You are viewing a plain text version of this content. The canonical link for it is here.
Posted to solr-user@lucene.apache.org by "Barnett, Jeffrey" <je...@yale.edu> on 2008/10/30 20:49:30 UTC

Changing mergeFactor in mid-stream?

The http://wiki.apache.org/lucene-java/ImproveIndexingSpeed page suggests that indexing will be sped up by using higher values of mergeFactor, while search speed improves with lower values.  I need to create an index using multiple batches of documents.  My question is, can I begin building with a high mergeFactor for the bulk of the load and then switch to a lower value for the final batch?  I build the indices offline, and only swap them to online when complete.  The online index is never updated.
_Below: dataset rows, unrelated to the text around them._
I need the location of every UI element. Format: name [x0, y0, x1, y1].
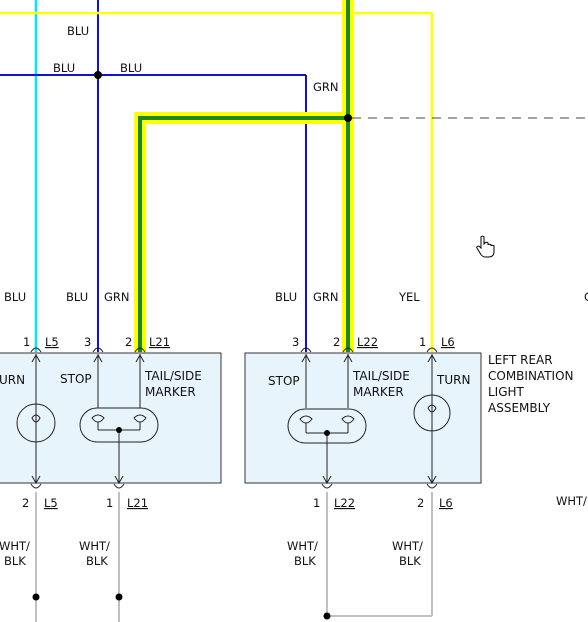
left-bottom-conn-l21: L21 — [127, 496, 148, 510]
left-bottom-conn-l5: L5 — [44, 496, 58, 510]
wire-label-right-yel: YEL — [398, 290, 420, 304]
wire-label-left-blu-2: BLU — [66, 290, 88, 304]
wire-label-top-blu: BLU — [67, 24, 89, 38]
wire-label-left-blu-1: BLU — [4, 290, 26, 304]
junction-dot-wb-3 — [323, 612, 331, 620]
right-bottom-pin-2: 2 — [417, 496, 424, 510]
hand-cursor-icon — [476, 235, 495, 258]
wire-label-wht-blk-2a: WHT/ — [79, 539, 110, 553]
wire-grn-core — [138, 0, 350, 352]
assembly-title-line-1: LEFT REAR — [488, 353, 553, 367]
wire-label-wht-blk-4b: BLK — [399, 554, 421, 568]
wire-label-wht-blk-1b: BLK — [4, 554, 26, 568]
right-label-tail-2: MARKER — [353, 385, 404, 399]
left-label-tail-2: MARKER — [145, 385, 196, 399]
left-pin-2: 2 — [125, 335, 132, 349]
right-bottom-conn-l22: L22 — [334, 496, 355, 510]
left-internal-wiring — [16, 353, 159, 485]
wire-label-grn-top: GRN — [313, 80, 339, 94]
wire-label-right-blu: BLU — [275, 290, 297, 304]
wire-label-wht-edge: WHT/ — [556, 494, 587, 508]
left-label-turn: URN — [0, 373, 25, 387]
left-bottom-pin-1: 1 — [106, 496, 113, 510]
right-label-turn: TURN — [436, 373, 470, 387]
wire-label-wht-blk-1a: WHT/ — [0, 539, 30, 553]
left-pin-1: 1 — [23, 335, 30, 349]
left-bottom-pin-2: 2 — [22, 496, 29, 510]
wire-label-wht-blk-4a: WHT/ — [392, 539, 423, 553]
wire-label-wht-blk-2b: BLK — [86, 554, 108, 568]
right-label-tail-1: TAIL/SIDE — [352, 369, 410, 383]
wire-label-mid-blu-right: BLU — [120, 61, 142, 75]
right-pin-3: 3 — [292, 335, 299, 349]
left-pin-3: 3 — [84, 335, 91, 349]
right-conn-l22: L22 — [357, 335, 378, 349]
assembly-title-line-4: ASSEMBLY — [488, 401, 551, 415]
left-bulb-junction — [116, 427, 122, 433]
left-label-tail-1: TAIL/SIDE — [144, 369, 202, 383]
wire-label-wht-blk-3b: BLK — [294, 554, 316, 568]
right-internal-wiring — [287, 353, 451, 485]
right-assembly-box — [244, 352, 482, 484]
junction-dot-wb-2 — [115, 593, 123, 601]
connector-pins — [30, 347, 438, 489]
right-bottom-pin-1: 1 — [313, 496, 320, 510]
wire-label-mid-blu-left: BLU — [53, 61, 75, 75]
right-conn-l6: L6 — [441, 335, 455, 349]
wire-label-edge-g: G — [584, 290, 588, 304]
left-label-stop: STOP — [60, 372, 92, 386]
wire-label-right-grn: GRN — [313, 290, 339, 304]
assembly-title-line-3: LIGHT — [488, 385, 525, 399]
wire-label-wht-blk-3a: WHT/ — [287, 539, 318, 553]
junction-dot-wb-1 — [32, 593, 40, 601]
left-conn-l21: L21 — [149, 335, 170, 349]
right-pin-2: 2 — [333, 335, 340, 349]
right-bulb-junction — [324, 430, 330, 436]
left-assembly-box — [0, 352, 222, 484]
right-pin-1: 1 — [419, 335, 426, 349]
junction-dot-grn — [344, 114, 352, 122]
right-bottom-conn-l6: L6 — [439, 496, 453, 510]
wire-label-left-grn: GRN — [104, 290, 130, 304]
junction-dot-blu — [94, 71, 102, 79]
assembly-title-line-2: COMBINATION — [488, 369, 574, 383]
left-conn-l5: L5 — [45, 335, 59, 349]
right-label-stop: STOP — [268, 374, 300, 388]
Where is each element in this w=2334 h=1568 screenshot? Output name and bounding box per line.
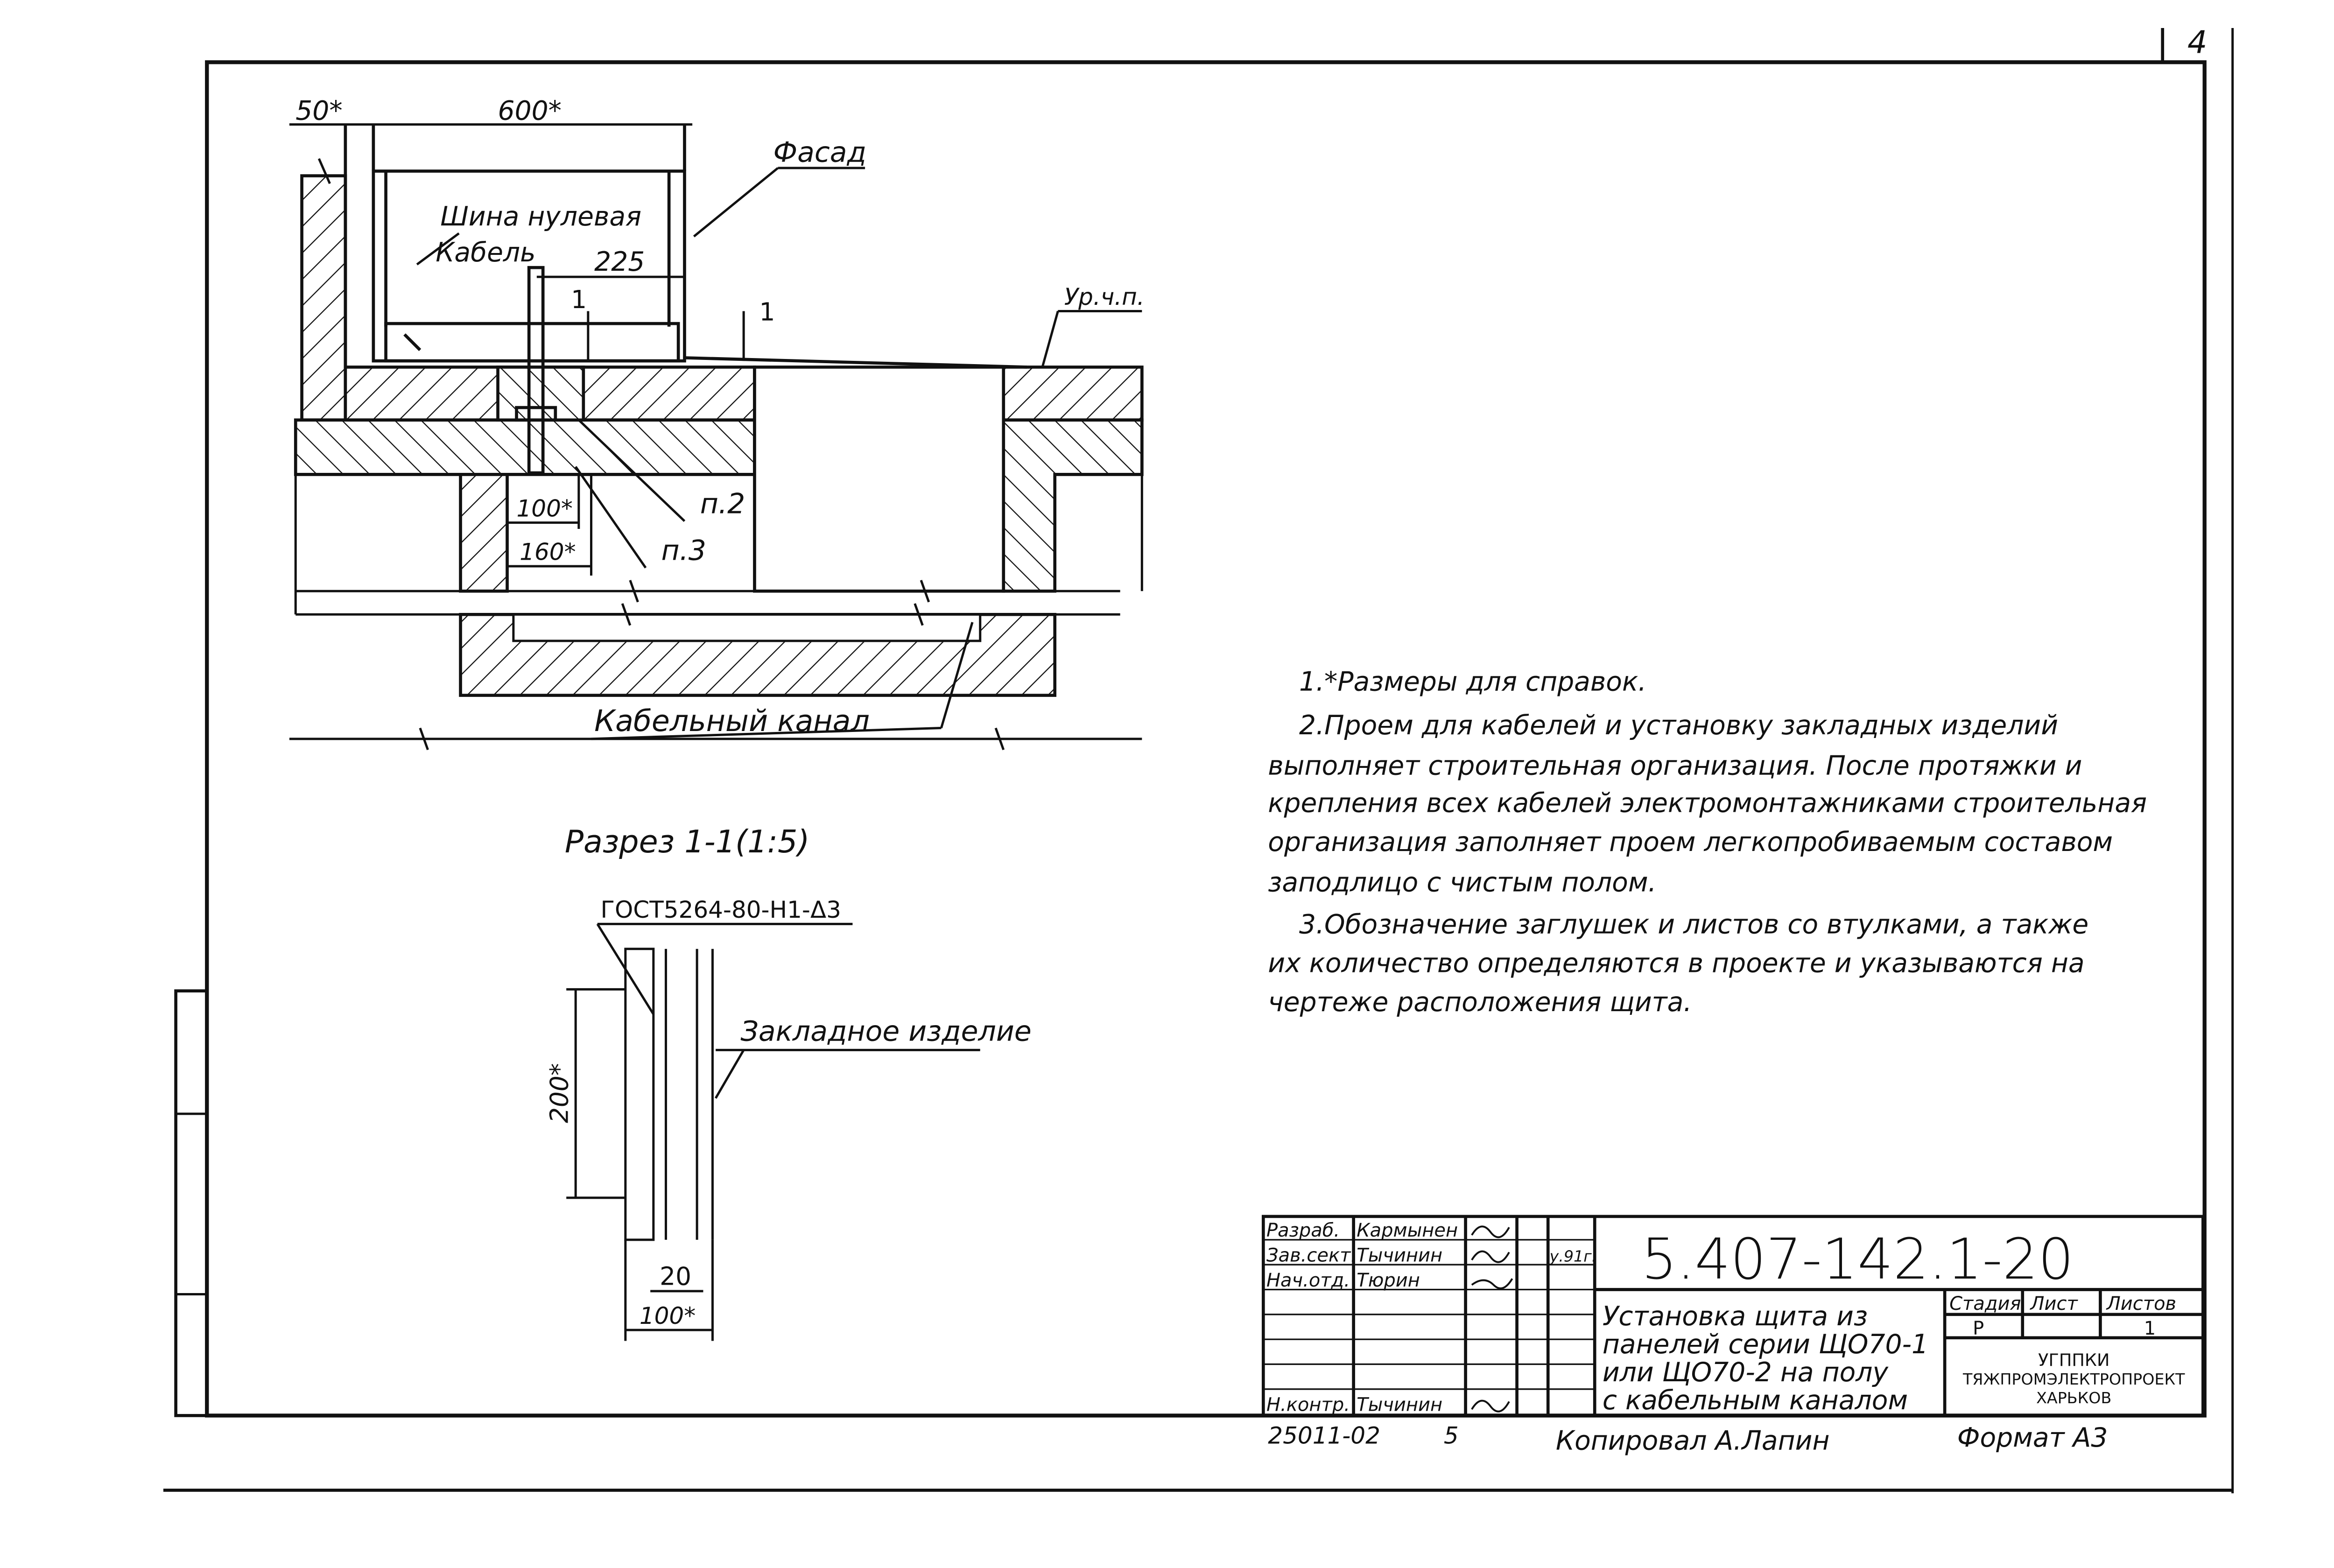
- tb-stage: Р: [1973, 1318, 1984, 1339]
- section-1-1: Разрез 1-1(1:5) ГОСТ5264-80-Н1-Δ3 Заклад…: [545, 823, 1032, 1341]
- tb-name: Тюрин: [1357, 1270, 1420, 1291]
- signatures: [1471, 1225, 1513, 1413]
- tb-description-line: с кабельным каналом: [1603, 1385, 1908, 1416]
- tb-sheets: 1: [2144, 1318, 2156, 1339]
- dim-600: 600*: [498, 96, 562, 127]
- tb-role: Разраб.: [1266, 1220, 1340, 1241]
- page-number: 5: [1444, 1422, 1459, 1449]
- left-wall: [300, 174, 347, 422]
- notes: 1.*Размеры для справок. 2.Проем для кабе…: [1268, 667, 2147, 1018]
- note-line: чертеже расположения щита.: [1268, 987, 1692, 1018]
- lower-slab-right: [1002, 418, 1144, 593]
- tb-role: Н.контр.: [1266, 1394, 1350, 1415]
- label-p3: п.3: [661, 534, 706, 567]
- tb-role: Нач.отд.: [1266, 1270, 1350, 1291]
- section-title: Разрез 1-1(1:5): [565, 823, 810, 860]
- tb-org: ХАРЬКОВ: [2036, 1389, 2111, 1407]
- tb-description-line: панелей серии ЩО70-1: [1603, 1329, 1928, 1360]
- gost-label: ГОСТ5264-80-Н1-Δ3: [600, 896, 841, 923]
- tb-date-mark: у.91г.: [1549, 1247, 1597, 1266]
- floor-slab-right: [1002, 366, 1144, 422]
- label-p2: п.2: [700, 488, 745, 520]
- tb-name: Кармынен: [1357, 1220, 1458, 1241]
- tb-name: Тычинин: [1357, 1394, 1442, 1415]
- dim-200: 200*: [545, 1063, 574, 1123]
- tb-description-line: Установка щита из: [1603, 1301, 1868, 1332]
- channel-left-wall: [459, 473, 509, 593]
- sheet-number: 4: [2187, 24, 2207, 60]
- plan-dimensions: [289, 123, 1142, 740]
- dim-100: 100*: [517, 495, 573, 522]
- note-line: заподлицо с чистым полом.: [1268, 867, 1656, 898]
- footer: 25011-02 5 Копировал А.Лапин Формат А3: [1268, 1422, 2108, 1456]
- title-block: Разраб. Кармынен Зав.сект. Тычинин Нач.о…: [1261, 1215, 2205, 1417]
- note-line: организация заполняет проем легкопробива…: [1268, 827, 2113, 858]
- tb-col-sheet: Лист: [2029, 1293, 2078, 1315]
- note-line: 3.Обозначение заглушек и листов со втулк…: [1299, 909, 2088, 940]
- dim-160: 160*: [520, 539, 576, 566]
- note-line: их количество определяются в проекте и у…: [1268, 948, 2084, 979]
- section-mark-left: 1: [571, 285, 587, 314]
- tb-name: Тычинин: [1357, 1245, 1442, 1266]
- tb-org: ТЯЖПРОМЭЛЕКТРОПРОЕКТ: [1962, 1370, 2185, 1388]
- dim-100-section: 100*: [640, 1302, 696, 1329]
- tb-col-stage: Стадия: [1949, 1293, 2021, 1315]
- plan-drawing: 50* 600* Фасад Шина нулевая Кабель 225 1…: [289, 96, 1145, 751]
- note-line: 1.*Размеры для справок.: [1299, 667, 1646, 697]
- tb-col-sheets: Листов: [2106, 1293, 2176, 1315]
- dim-20: 20: [660, 1262, 691, 1291]
- tb-role: Зав.сект.: [1266, 1245, 1357, 1266]
- label-cable-channel: Кабельный канал: [594, 703, 870, 738]
- section-mark-right: 1: [759, 297, 775, 326]
- tb-description-line: или ЩО70-2 на полу: [1603, 1357, 1889, 1388]
- label-facade: Фасад: [773, 136, 866, 169]
- embedded-part-label: Закладное изделие: [740, 1015, 1031, 1048]
- channel-inner: [512, 613, 982, 642]
- label-zero-bus: Шина нулевая: [440, 201, 641, 232]
- note-line: выполняет строительная организация. Посл…: [1268, 751, 2082, 781]
- label-floor-level: Ур.ч.п.: [1064, 283, 1145, 310]
- dim-50: 50*: [295, 96, 342, 127]
- insert-block: [496, 366, 585, 422]
- dim-225: 225: [594, 246, 645, 277]
- sheet-frame: [163, 28, 2234, 1494]
- inventory-number: 25011-02: [1268, 1422, 1380, 1449]
- label-cable: Кабель: [436, 237, 535, 268]
- tb-org: УГППКИ: [2038, 1350, 2109, 1370]
- anchor-bolt: [515, 266, 557, 475]
- lower-slab: [294, 418, 756, 476]
- note-line: 2.Проем для кабелей и установку закладны…: [1299, 710, 2058, 741]
- doc-code: 5.407-142.1-20: [1641, 1227, 2074, 1292]
- format-label: Формат А3: [1957, 1422, 2108, 1453]
- note-line: крепления всех кабелей электромонтажника…: [1268, 788, 2147, 818]
- copied-by: Копировал А.Лапин: [1556, 1426, 1830, 1456]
Re: Changing mergeFactor in mid-stream?

Posted by Mark Miller <ma...@gmail.com>.
Otis Gospodnetic wrote:
> Yes, you can change the mergeFactor.  More important than the mergeFactor is this:
>
> <ramBufferSizeMB>32</ramBufferSizeMB>
>
> Pump it up as much as your hardware/JVM allows.  And use appropriate -Xmx, of course.
>   
Is that true? I thought there was a sweet spot for the RAM buffer (and 
not as high as youd think)? You might want to test that out a bit before 
riding it too high...


Re: Changing mergeFactor in mid-stream?

Posted by Otis Gospodnetic <ot...@yahoo.com>.
Yes, you can change the mergeFactor.  More important than the mergeFactor is this:

<ramBufferSizeMB>32</ramBufferSizeMB>

Pump it up as much as your hardware/JVM allows.  And use appropriate -Xmx, of course.


Otis
--
Sematext -- http://sematext.com/ -- Lucene - Solr - Nutch



----- Original Message ----
> From: "Barnett, Jeffrey" <je...@yale.edu>
> To: "solr-user@lucene.apache.org" <so...@lucene.apache.org>
> Sent: Thursday, October 30, 2008 3:49:30 PM
> Subject: Changing mergeFactor in mid-stream?
> 
> The http://wiki.apache.org/lucene-java/ImproveIndexingSpeed page suggests that 
> indexing will be sped up by using higher values of mergeFactor, while search 
> speed improves with lower values.  I need to create an index using multiple 
> batches of documents.  My question is, can I begin building with a high 
> mergeFactor for the bulk of the load and then switch to a lower value for the 
> final batch?  I build the indices offline, and only swap them to online when 
> complete.  The online index is never updated.